Pour Lara, c’est une belle victoire. Selon elle, le treizième mois était le plus dur à arracher : « En 2019, on avait mené une grève de six mois au NH hôtel, notamment sur le treizième mois. La société de nettoyage de l’époque, Elior, n’a jamais voulu en entendre parler.  » Ce qui a changé la donne cette fois ? Précisément le conflit avec Elior au NH. Lassé de cette grève qui s’enlise, l’hôtel finit par résilier le contrat avec son prestataire pour le donner à… Acqua. La société cède alors le treizième mois, la peur au bide d’hériter d’un conflit social. « Les dirigeants d’Acqua avaient mis le doigt dans l’engrenage avec le NH. Du coup on a pu faire valoir le principe d’égalité.
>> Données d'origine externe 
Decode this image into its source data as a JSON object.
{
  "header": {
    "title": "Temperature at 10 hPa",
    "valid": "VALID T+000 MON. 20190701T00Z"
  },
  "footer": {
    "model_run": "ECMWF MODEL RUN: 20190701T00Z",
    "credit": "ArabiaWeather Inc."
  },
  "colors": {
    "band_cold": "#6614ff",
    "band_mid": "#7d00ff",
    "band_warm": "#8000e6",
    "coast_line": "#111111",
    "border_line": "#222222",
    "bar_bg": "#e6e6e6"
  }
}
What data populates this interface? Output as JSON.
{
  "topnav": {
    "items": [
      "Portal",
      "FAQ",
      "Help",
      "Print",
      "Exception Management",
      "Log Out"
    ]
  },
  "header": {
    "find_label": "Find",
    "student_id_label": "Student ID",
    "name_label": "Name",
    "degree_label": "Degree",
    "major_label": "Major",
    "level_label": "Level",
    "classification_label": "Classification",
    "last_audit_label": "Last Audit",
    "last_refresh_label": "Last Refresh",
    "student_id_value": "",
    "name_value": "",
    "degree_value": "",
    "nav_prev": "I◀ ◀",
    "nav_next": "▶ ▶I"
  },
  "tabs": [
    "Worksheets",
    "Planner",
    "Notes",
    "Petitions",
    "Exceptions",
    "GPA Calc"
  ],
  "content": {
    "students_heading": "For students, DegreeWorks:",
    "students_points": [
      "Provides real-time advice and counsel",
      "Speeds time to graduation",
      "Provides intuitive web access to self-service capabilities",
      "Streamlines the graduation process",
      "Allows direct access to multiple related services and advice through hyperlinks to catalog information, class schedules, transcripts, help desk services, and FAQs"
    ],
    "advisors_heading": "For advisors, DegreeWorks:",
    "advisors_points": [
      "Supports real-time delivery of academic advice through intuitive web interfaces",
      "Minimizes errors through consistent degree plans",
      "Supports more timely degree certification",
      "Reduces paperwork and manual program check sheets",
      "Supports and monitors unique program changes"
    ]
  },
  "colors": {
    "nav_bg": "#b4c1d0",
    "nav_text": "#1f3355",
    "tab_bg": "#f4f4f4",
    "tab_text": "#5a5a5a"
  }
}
Ils ont pinaillé mais juridiquement, ils savaient qu’ils prenaient un risque », conclut Lara.

Et la prime ?

Pour Christina et les autres, l’abandon de la prime annuelle est une déception. « Le syndicat a négocié une prime de 150 euros pour 2024, mais ce n’était pas ce que nous demandions ! » De son côté, Lara justifie : « Dans de précédentes grèves, nous n’avons jamais réussi à obtenir la prime. Et les dirigeants d’Acqua s’y opposaient catégoriquement, arguant le “risque de contagion” » En clair, la société craignait de devoir généraliser la prime sur tous ses sites si elle était accordée au Radisson. « J’ai senti que si on s’entêtait, on allait rentrer dans un conflit long. D’autant que le soutien de l’inspection du travail s’affaiblissait, que la préfecture commençait à s’impatienter et que la caisse de grève s’amenuisait. » Pour Lara, il s’agissait de « sécuriser les acquis pour revenir plus fort plus tard  ».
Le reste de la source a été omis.